The easiest solution for environmental issues is reintroduction and passage of the U.S. Clean Cruise Ship Act, which would regulate discharges and put environmental observers or regulators on cruise ships. Given the cruise industry’s oft-stated commitment to environmental protection, it would be logical that the industry would embrace the legislation. (The act was last introduced in Congress in 2008, but, like two previous sessions, it failed in committee.)
There also needs to be legislation to address passenger and crew-member rights. The loophole that treats cruise-ship passengers differently from airline passengers under the Death on the High Seas Act needs to be addressed; the fact that a cruise line is not liable for medical malpractice by the medical staff it hires to provide care to its passengers needs to be corrected, as does the fact that foreign cruise-ship workers have no rights under U.S. law with regard to either remuneration or recourse in the case of injury or unfair treatment.

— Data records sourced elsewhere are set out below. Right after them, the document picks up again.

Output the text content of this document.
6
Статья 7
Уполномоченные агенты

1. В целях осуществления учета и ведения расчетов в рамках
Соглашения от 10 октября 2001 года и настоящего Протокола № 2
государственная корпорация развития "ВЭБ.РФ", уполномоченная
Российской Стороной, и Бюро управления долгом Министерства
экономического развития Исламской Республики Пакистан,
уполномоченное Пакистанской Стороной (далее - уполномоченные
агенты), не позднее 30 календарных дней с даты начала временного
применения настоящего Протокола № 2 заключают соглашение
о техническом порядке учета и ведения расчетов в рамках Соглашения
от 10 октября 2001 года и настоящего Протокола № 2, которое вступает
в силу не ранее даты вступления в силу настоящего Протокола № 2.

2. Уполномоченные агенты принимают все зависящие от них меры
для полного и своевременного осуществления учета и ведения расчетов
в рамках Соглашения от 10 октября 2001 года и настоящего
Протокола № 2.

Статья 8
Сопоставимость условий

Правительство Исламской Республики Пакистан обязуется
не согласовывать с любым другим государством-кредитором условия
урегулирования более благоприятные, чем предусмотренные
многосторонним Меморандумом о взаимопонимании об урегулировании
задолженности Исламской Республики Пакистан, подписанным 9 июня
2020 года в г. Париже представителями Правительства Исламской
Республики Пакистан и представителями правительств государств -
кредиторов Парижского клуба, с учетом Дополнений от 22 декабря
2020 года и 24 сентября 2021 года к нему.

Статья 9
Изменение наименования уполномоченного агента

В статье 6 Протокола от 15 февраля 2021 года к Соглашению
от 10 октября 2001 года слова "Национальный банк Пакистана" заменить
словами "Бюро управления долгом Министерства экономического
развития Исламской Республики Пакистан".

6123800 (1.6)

The cruise industry enjoys an enviable position. The corporations are registered offshore, thus avoiding U.S. taxes and regulations, but they benefit from many services paid for by the U.S. taxpayer. For instance, as disclosed in Freedom of Information Act requests, one disappearance from a cruise ship can cost the U.S. Coast Guard more than $800,000; the Carnival Splendor’s engine-room fire that left it adrift off the Mexican coast in November 2010 reportedly cost the U.S. government $1.8 million. By registering ships under flags of convenience, the corporations also dodge U.S. labor laws, even though their passengers are mainly Americans. In effect, North Americans taking a cruise enjoy an economic vacation on the backs of the foreign workers employed on these sweatships.
International regulations do apply to the cruise industry, including MARPOL, which is under the authority of the International Maritime Organization, as well as labor codes agreed to under the International Labor Organization. Monitoring and enforcement of many of these conventions, however, is the responsibility of the country where a ship is registered, which means cruise ships face only limited consequences for noncompliance. International cooperation is required to ensure that companies can no longer skirt national regulations by simply registering a ship under a flag of convenience.
The media tends to lose interest in cruise safety a few days after the latest accident. But to prevent the next Costa Concordia from taking place, not to mention the routine abuses to cruise workers and the ocean ecosystem, cruise passengers must demand accountability and sweeping industrywide change. Anything less will be merely rearranging the deck chairs.